Das, was uns diesen Mann als so monströs erscheinen lässt, ist genau der Grund, warum gerade er von Gott erwählt wird – eine größere Provokation für moderne Menschen ist kaum denkbar. Vernunft, Selbstbestimmung, Verantwortung, Vaterliebe, dies alles scheint vor Gott nicht zu zählen. Nur an Opfern und blindem Gehorsam scheint er interessiert zu sein. Und davon lässt er nicht ab, denn zwei Jahrtausende später wird wirklich ein Mensch geopfert, Jesus, Gottes eigener Sohn.

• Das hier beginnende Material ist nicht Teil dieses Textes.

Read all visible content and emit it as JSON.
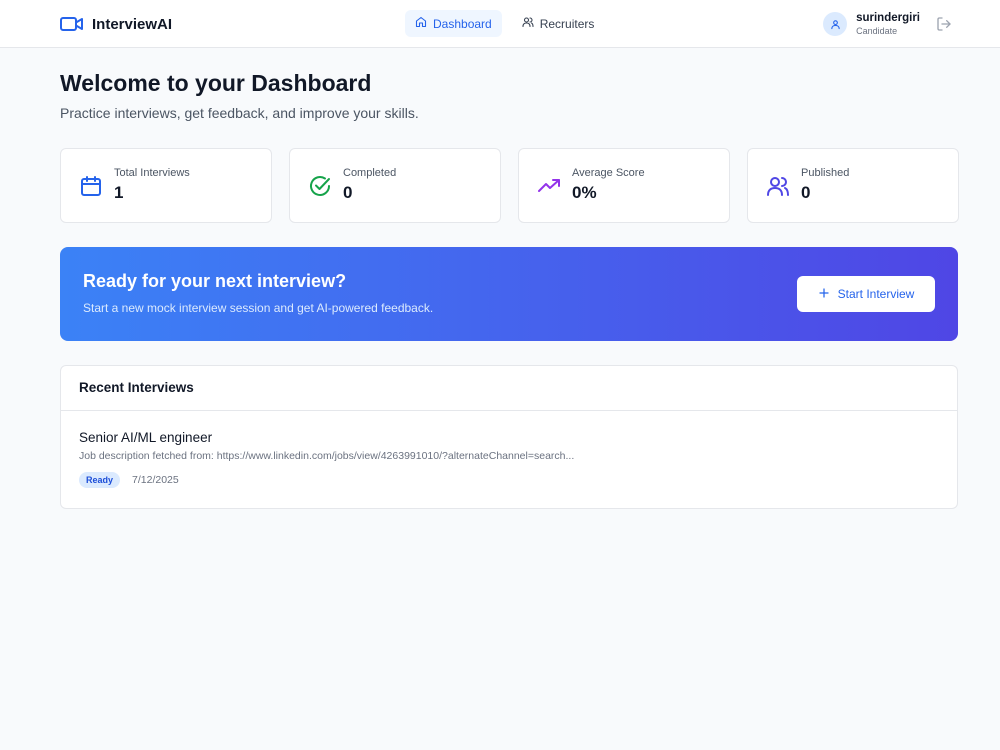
{
  "header": {
    "brand": "InterviewAI",
    "nav": [
      {
        "label": "Dashboard",
        "active": true
      },
      {
        "label": "Recruiters",
        "active": false
      }
    ],
    "user": {
      "name": "surindergiri",
      "role": "Candidate"
    }
  },
  "page": {
    "title": "Welcome to your Dashboard",
    "subtitle": "Practice interviews, get feedback, and improve your skills."
  },
  "stats": [
    {
      "label": "Total Interviews",
      "value": "1",
      "icon": "calendar-icon",
      "color": "#2563eb"
    },
    {
      "label": "Completed",
      "value": "0",
      "icon": "check-circle-icon",
      "color": "#16a34a"
    },
    {
      "label": "Average Score",
      "value": "0%",
      "icon": "trending-up-icon",
      "color": "#9333ea"
    },
    {
      "label": "Published",
      "value": "0",
      "icon": "users-icon",
      "color": "#4f46e5"
    }
  ],
  "banner": {
    "title": "Ready for your next interview?",
    "subtitle": "Start a new mock interview session and get AI-powered feedback.",
    "button": "Start Interview"
  },
  "recent": {
    "heading": "Recent Interviews",
    "items": [
      {
        "title": "Senior AI/ML engineer",
        "description": "Job description fetched from: https://www.linkedin.com/jobs/view/4263991010/?alternateChannel=search...",
        "status": "Ready",
        "date": "7/12/2025"
      }
    ]
  },
  "colors": {
    "accent": "#2563eb",
    "background": "#f8fafc",
    "banner_start": "#3b82f6",
    "banner_end": "#4f46e5"
  }
}
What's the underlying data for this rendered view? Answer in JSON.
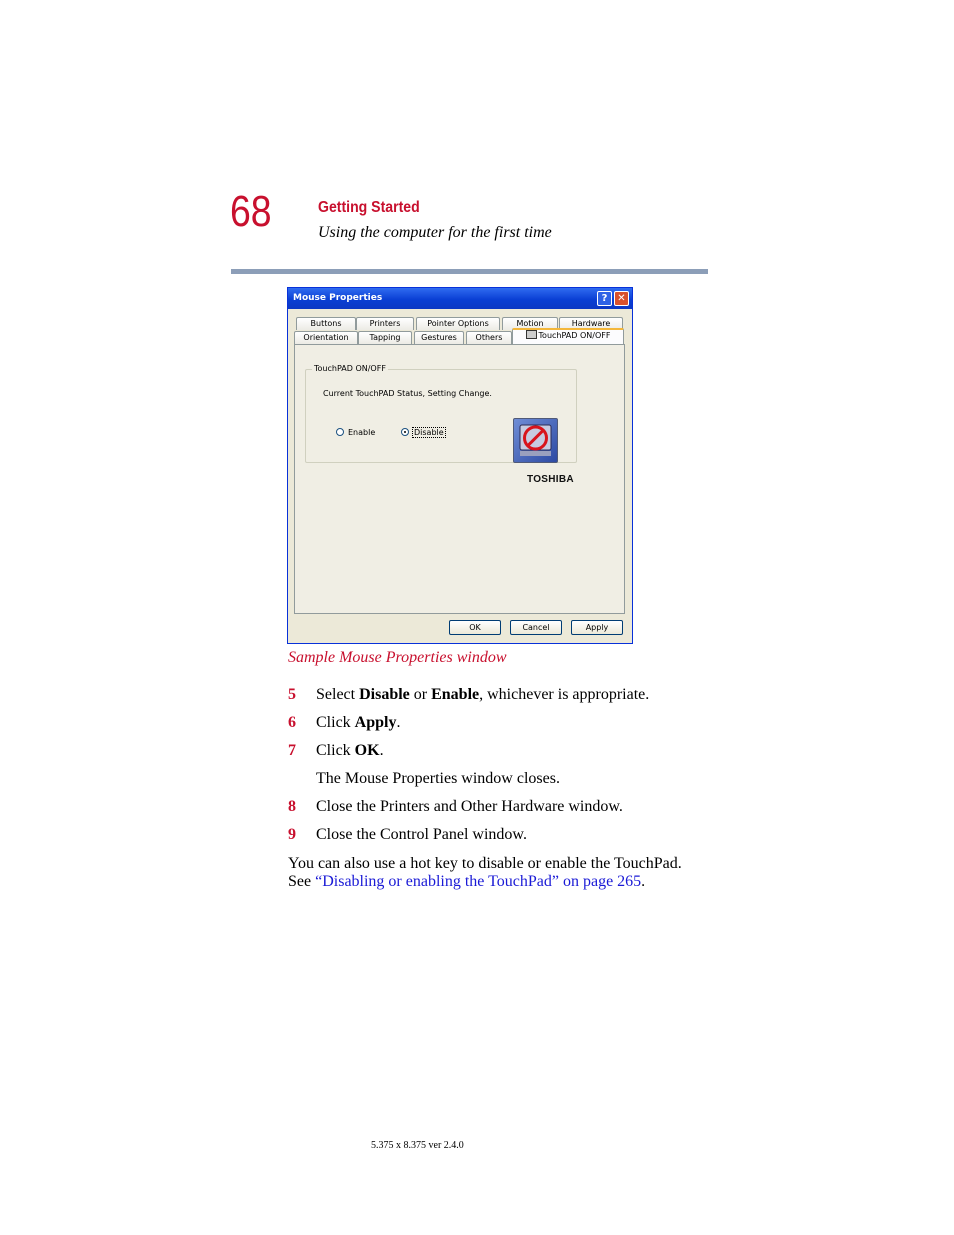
{
  "header": {
    "page_number": "68",
    "chapter": "Getting Started",
    "section": "Using the computer for the first time"
  },
  "dialog": {
    "title": "Mouse Properties",
    "help_glyph": "?",
    "close_glyph": "✕",
    "tabs_row1": [
      "Buttons",
      "Printers",
      "Pointer Options",
      "Motion",
      "Hardware"
    ],
    "tabs_row2": [
      "Orientation",
      "Tapping",
      "Gestures",
      "Others",
      "TouchPAD ON/OFF"
    ],
    "group_label": "TouchPAD ON/OFF",
    "status_text": "Current TouchPAD Status, Setting Change.",
    "radio_enable": "Enable",
    "radio_disable": "Disable",
    "selected": "Disable",
    "brand": "TOSHIBA",
    "buttons": {
      "ok": "OK",
      "cancel": "Cancel",
      "apply": "Apply"
    }
  },
  "caption": "Sample Mouse Properties window",
  "steps": [
    {
      "num": "5",
      "pre": "Select ",
      "b1": "Disable",
      "mid": " or ",
      "b2": "Enable",
      "post": ", whichever is appropriate."
    },
    {
      "num": "6",
      "pre": "Click ",
      "b1": "Apply",
      "post": "."
    },
    {
      "num": "7",
      "pre": "Click ",
      "b1": "OK",
      "post": "."
    },
    {
      "note": "The Mouse Properties window closes."
    },
    {
      "num": "8",
      "text": "Close the Printers and Other Hardware window."
    },
    {
      "num": "9",
      "text": "Close the Control Panel window."
    }
  ],
  "paragraph": {
    "line1": "You can also use a hot key to disable or enable the TouchPad.",
    "see": "See ",
    "link": "“Disabling or enabling the TouchPad” on page 265",
    "end": "."
  },
  "footer": "5.375 x 8.375 ver 2.4.0",
  "colors": {
    "accent_red": "#c8102e",
    "link_blue": "#1a1ad6",
    "rule": "#8c9eb8"
  }
}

Angeblich musste er für unsere Sünden sterben, und der moderne Mensch denkt: Will ich das? Ich bin zwar kein Heiliger, aber so schlimm, dass jemand für mich sterben muss, bin ich auch wieder nicht. Ich will dieses Opfer nicht, brauche keine Opfer, mir ist diese ganze archaische Opferei zuwider.
Archaisch?
In den Jahren 1813/14, ein Jahrzehnt nach Kants Tod, wurde in Deutschland zum ersten Mal in den so genannten Befreiungskriegen von Napoleons Herrschaft der Soldatentod auf dem «Feld der Ehre» gepriesen. Noch im Zweiten Weltkrieg galt es als süß, fürs Vaterland zu sterben. Erst heute scheint die Zeit der Verherrlichung des Opfers fürs Vaterland auf dem «Feld der Ehre» vorbei zu sein, zumindest in Europa.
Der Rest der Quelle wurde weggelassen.